Purified CHIKV nsP2 G641D has reduced helicase activity and increased NTPase activity in vitro. (A) One-hour endpoint helicase assay. Purified proteins were incubated with dsRNA subtract for 1 h in the presence or absence of ATP and Mg²⁺. nsP2 5A-PG was used as a negative control (lanes 6 and 7). (B) Quantification of the data in panel A. (C) Kinetic analysis of wild-type nsP2 and G641D helicase activity. Purified proteins and dsRNA substrates were incubated at 30°C, and aliquots were removed at the indicated time points. (D) Quantification of kinetic analysis in panel C. (E) NTPase activity of wild-type nsP2 (white bars) and nsP2 5A-PG (black bars) as a negative control. (F) NTPase activity of wild-type nsP2 (white bars) and nsP2 G641D (black bars).
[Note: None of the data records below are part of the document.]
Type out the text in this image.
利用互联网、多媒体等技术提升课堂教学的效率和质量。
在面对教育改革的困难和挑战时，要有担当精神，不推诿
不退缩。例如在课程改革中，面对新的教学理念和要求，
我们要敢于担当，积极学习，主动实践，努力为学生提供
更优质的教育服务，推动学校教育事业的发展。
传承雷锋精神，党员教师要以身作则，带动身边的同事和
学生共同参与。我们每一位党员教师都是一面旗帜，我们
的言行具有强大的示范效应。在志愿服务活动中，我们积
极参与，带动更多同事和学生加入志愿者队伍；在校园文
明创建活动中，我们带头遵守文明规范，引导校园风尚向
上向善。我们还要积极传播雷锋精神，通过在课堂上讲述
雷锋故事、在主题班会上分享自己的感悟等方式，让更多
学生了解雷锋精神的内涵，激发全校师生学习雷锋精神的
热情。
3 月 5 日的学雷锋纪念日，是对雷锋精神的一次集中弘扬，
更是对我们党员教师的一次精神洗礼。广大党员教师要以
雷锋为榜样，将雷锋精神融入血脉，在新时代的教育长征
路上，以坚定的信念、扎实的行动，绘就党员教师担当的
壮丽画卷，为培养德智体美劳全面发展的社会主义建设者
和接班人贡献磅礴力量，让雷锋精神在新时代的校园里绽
Mean values ± the SEM are shown (n = 5, Student t test [*, P < 0.05]).

FIG 6

CHIKV high-fidelity replication complexes have increased in vitro RNA polymerase activity and are less sensitive to nucleotide depletion. (A) Immunoblot showing subcellular localizations of viral proteins (n = 2). T, total extract; S, soluble fraction; P, pellet. (B) Autoradiogram of time course of in vitro replication for CHIKV wild type, nsp4 C483Y, nsp2 G641D, and DM. (C) Quantification subgenomic RNA synthesis from in vitro replication assay in panel B (mean values ± the SEM, n = 3). (D) In vitro replication assay in the presence of 10, 100, and 1,000 μM NTP. Membranes were incubated for 3 h at 37°C. (E) Quantification of subgenomic synthesis in nucleotide depleted conditions in panel D (Student t test, n = 3 [*, P < 0.05; **, P < 0.01]).

FIG 7

CHIKV high-fidelity variants are resistant to nucleotide biosynthesis inhibitors and can be rescued with exogenous nucleotides. (A) Viruses were grown in the presence of 200 μM ribavirin and either left untreated (no exogenous nucleosides) or complemented with 10 or 100 μg of guanosine/ml or 20 μg of uracil/ml. (B) Viruses were grown in the presence of mycophenolic acid and either left untreated (no exogenous nucleosides) or complemented with 30 μg of guanosine/ml or 20 μg of uracil/ml. (C) Viruses were grown in the presence of brequinar and either left untreated (no exogenous nucleosides) or complemented with 20 μg of uracil/ml or 30 μg of guanosine/ml. For all panels, mean values ± the SEM are shown (n = 3; *, P < 0.05 [two-way analysis of variance with Bonferroni posttest]).